Kegiatan tersebut berlangsung di Hotel Grand Tembaga, Timika, Senin (10/8/2026), dan menjadi salah satu agenda Dinkes Mimika dalam meningkatkan kualitas pelayanan kesehatan masyarakat.
Kepala Dinas Kesehatan Kabupaten Mimika, Godfried Maturbongs, mengatakan pelatihan tata laksana malaria kali ini lebih difokuskan kepada tenaga dokter yang bertugas di Puskesmas.
“Yang kedua terkait dengan malaria, kita lebih fokus pada tenaga dokter,” kata Godfried.
Menurutnya, peningkatan kompetensi dokter diharapkan dapat memperkuat upaya penanganan malaria secara bertahap, mulai dari menemukan kasus hingga memberikan pengobatan yang tepat kepada pasien.
“Ini maksudnya supaya penyakit malaria itu secara bertahap, mencari, menemukan dan mengobati,” ujarnya.
Godfried menekankan pentingnya kerja sama dan kolaborasi antara Puskesmas dengan fasilitas kesehatan lainnya dalam penatalaksanaan malaria.
Menurutnya, penanganan malaria tidak dapat dilakukan secara sendiri-sendiri, tetapi membutuhkan koordinasi agar pasien yang ditemukan dapat segera mendapatkan pemeriksaan dan pengobatan sesuai standar.
“Pentingnya kerja sama, pentingnya kolaborasi antara Puskesmas, antara fasilitas kesehatan, di mana penatalaksanaan penanganan malaria bisa dilakukan,” jelasnya.

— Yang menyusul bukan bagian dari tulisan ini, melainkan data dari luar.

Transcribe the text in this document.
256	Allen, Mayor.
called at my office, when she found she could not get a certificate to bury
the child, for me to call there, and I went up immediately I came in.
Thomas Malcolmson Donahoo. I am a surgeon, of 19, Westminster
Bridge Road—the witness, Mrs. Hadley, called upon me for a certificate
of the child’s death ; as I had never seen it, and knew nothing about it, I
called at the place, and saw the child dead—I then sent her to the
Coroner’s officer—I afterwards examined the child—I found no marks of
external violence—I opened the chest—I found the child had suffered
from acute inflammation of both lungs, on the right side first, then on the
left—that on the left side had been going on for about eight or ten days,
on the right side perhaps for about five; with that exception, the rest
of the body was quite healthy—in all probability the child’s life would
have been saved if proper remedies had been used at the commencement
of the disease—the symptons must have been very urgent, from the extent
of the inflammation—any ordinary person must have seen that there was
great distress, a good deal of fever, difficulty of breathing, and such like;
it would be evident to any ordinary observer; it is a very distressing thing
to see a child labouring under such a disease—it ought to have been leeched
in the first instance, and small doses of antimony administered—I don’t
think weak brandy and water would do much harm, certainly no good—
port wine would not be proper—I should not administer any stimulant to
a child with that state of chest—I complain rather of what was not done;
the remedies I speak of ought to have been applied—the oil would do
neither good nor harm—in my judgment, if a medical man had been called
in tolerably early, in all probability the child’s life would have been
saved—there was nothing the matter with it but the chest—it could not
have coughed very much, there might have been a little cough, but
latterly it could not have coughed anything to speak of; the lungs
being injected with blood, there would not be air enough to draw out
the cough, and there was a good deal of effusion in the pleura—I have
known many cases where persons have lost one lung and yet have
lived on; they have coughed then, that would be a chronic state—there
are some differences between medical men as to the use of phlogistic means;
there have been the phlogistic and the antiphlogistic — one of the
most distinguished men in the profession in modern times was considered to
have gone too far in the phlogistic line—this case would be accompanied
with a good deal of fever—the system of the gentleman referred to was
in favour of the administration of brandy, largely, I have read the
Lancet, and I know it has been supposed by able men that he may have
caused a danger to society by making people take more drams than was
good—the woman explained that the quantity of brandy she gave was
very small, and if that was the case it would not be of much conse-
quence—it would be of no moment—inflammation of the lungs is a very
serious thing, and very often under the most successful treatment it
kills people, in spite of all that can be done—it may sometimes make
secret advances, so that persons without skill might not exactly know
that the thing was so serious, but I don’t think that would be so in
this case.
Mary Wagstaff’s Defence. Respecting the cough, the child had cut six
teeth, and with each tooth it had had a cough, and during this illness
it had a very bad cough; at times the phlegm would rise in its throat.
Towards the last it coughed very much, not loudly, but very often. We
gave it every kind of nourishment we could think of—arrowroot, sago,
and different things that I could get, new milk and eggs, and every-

Pelatihan yang berlangsung 10–15 Agustus 2026 tersebut menghadirkan narasumber dari Balai Pelatihan Kesehatan (Bapelkes) Jayapura.
Godfried menjelaskan, peserta merupakan tenaga dokter yang dipercayakan oleh Dinkes Mimika melalui Puskesmas untuk bertanggung jawab terhadap penatalaksanaan malaria di wilayah kerja masing-masing.
“Mereka adalah tenaga-tenaga dokter yang dipercayakan oleh Dinas Kesehatan, dalam hal ini Puskesmas, untuk bertanggung jawab terhadap penatalaksanaan malaria di wilayah kerja Puskesmas masing-masing,” pungkasnya.